The long-term goal of this research proposal is to understand the developmental and molecular mechanisms by which the inner ear sensory epithelium (composed of hair cells and supporting cells) is generated. Dysfunction of the sensory epithelium is a major cause of congenital deafness, age-related hearing loss, and vestibular dysfunction. While there is considerable focus on hair cell development and regeneration, the supporting cells in the sensory epithelium are also essential cell types and underlie many types of deafness and balance disorders. One approach to regenerating both hair cells and supporting cells is to manipulate the cell types that give rise to both cell types, the sensory progenitors. However, little is known about the specification and development of the sensory progenitors. In this proposal we will investigate the role of the Notch signaling pathway during sensory organ formation in the mouse inner ear, focusing on the role of one of the Notch ligands, Jagged1 (JAG1). Previous work has shown that JAG1 is required for sensory progenitor development in the inner ear, although the mechanism is not known. We hypothesize that JAG1 may play a role in the survival, proliferation, or specification of the sensory progenitors as well as in the differentiation of the supporting cells. In order to test these potential roles we will use both loss-of-function (Aim 1) and gain-of- function (Aim 2) approaches in the mouse. In Aim 1 we will use a conditional loss-of-function Jag1 mouse allele and Cre/loxP technology to generate genetically-modified mouse lines. Using different Cre-expressing mouse strains that delete JAG1 during different stages of development we can define the role that JAG1- mediated Notch signaling plays in sensory progenitor specification and differentiation. In Aim 2 we will utilize several mouse lines that can be induced to express an activated form of the Notch receptor (NICD) and investigate the consequences of activating Notch at different time points and in different cell types within the inner ear.
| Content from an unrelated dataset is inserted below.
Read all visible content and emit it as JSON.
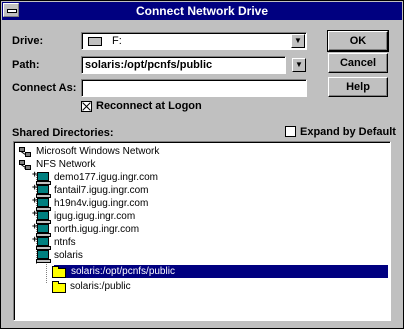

This proposal will further define the role of JAG1-mediated Notch signaling during sensory development and differentiation within the ear as well as elucidate whether Notch signaling would be an appropriate pathway to manipulate for mammalian regeneration.
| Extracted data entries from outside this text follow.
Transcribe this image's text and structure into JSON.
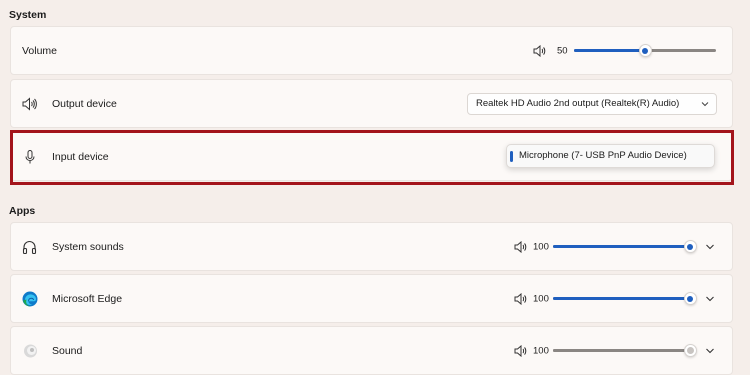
{
  "system_section": {
    "title": "System"
  },
  "volume": {
    "label": "Volume",
    "value": "50",
    "level": 0.5
  },
  "output_device": {
    "label": "Output device",
    "selected": "Realtek HD Audio 2nd output (Realtek(R) Audio)"
  },
  "input_device": {
    "label": "Input device",
    "selected": "Microphone (7- USB PnP Audio Device)"
  },
  "apps_section": {
    "title": "Apps"
  },
  "apps": [
    {
      "label": "System sounds",
      "value": "100",
      "level": 1.0,
      "icon": "headphones-icon",
      "enabled": true
    },
    {
      "label": "Microsoft Edge",
      "value": "100",
      "level": 1.0,
      "icon": "edge-logo-icon",
      "enabled": true
    },
    {
      "label": "Sound",
      "value": "100",
      "level": 1.0,
      "icon": "sound-app-icon",
      "enabled": false
    }
  ],
  "colors": {
    "accent": "#1f5fbf",
    "highlight": "#a3141b",
    "background": "#f5eeea"
  }
}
该研究建议的长期目标是了解发展和分子机制 通过其中产生内耳感觉上皮（由毛细胞和支持细胞组成）。 感觉上皮功能障碍是先天性聋，与年龄相关的听力损失和 前庭功能障碍。尽管大量关注毛细胞的发育和再生，但 感觉上皮中的支撑细胞也是必需的细胞类型，并且是许多类型的耳聋的基础 和平衡疾病。再生毛细胞和支持细胞的一种方法是操纵 引起两种细胞类型的细胞类型，即感觉祖细胞。但是，关于 感觉祖细胞的规范和发展。在此提案中，我们将调查 小鼠内耳的感觉器官形成期间的凹槽信号通路，重点是其中一个的作用 Notch配体Jagged1（Jag1）。先前的工作表明，jag1是感觉祖细胞所必需的 内耳的发展，尽管该机制尚不清楚。我们假设Jag1可能会玩 在感觉祖细胞的生存，增殖或规范中的作用以及分化 支持细胞。为了测试这些潜在角色，我们将同时使用功能丧失（AIM 1）和 - 鼠标中的功能（AIM 2）方法。在AIM 1中，我们将使用有条件的功能丧失JAG1鼠标 等位基因和CRE/LOXP技术生成遗传改性的小鼠系。使用不同的表达CRE 在开发的不同阶段删除JAG1的小鼠菌株我们可以定义JAG1-的作用 介导的Notch信号在感觉祖细胞规范和分化中发挥作用。在AIM 2中，我们将使用 可以诱导的几种小鼠线表达凹槽受体（NICD）的活化形式和 研究在不同时间点和在不同的单元格中激活Notch的后果 内耳。该建议将进一步定义在感觉过程中JAG1介导的Notch信号的作用 耳朵内的发展和差异化以及阐明Notch信号是否将是 适当的操纵哺乳动物再生的途径。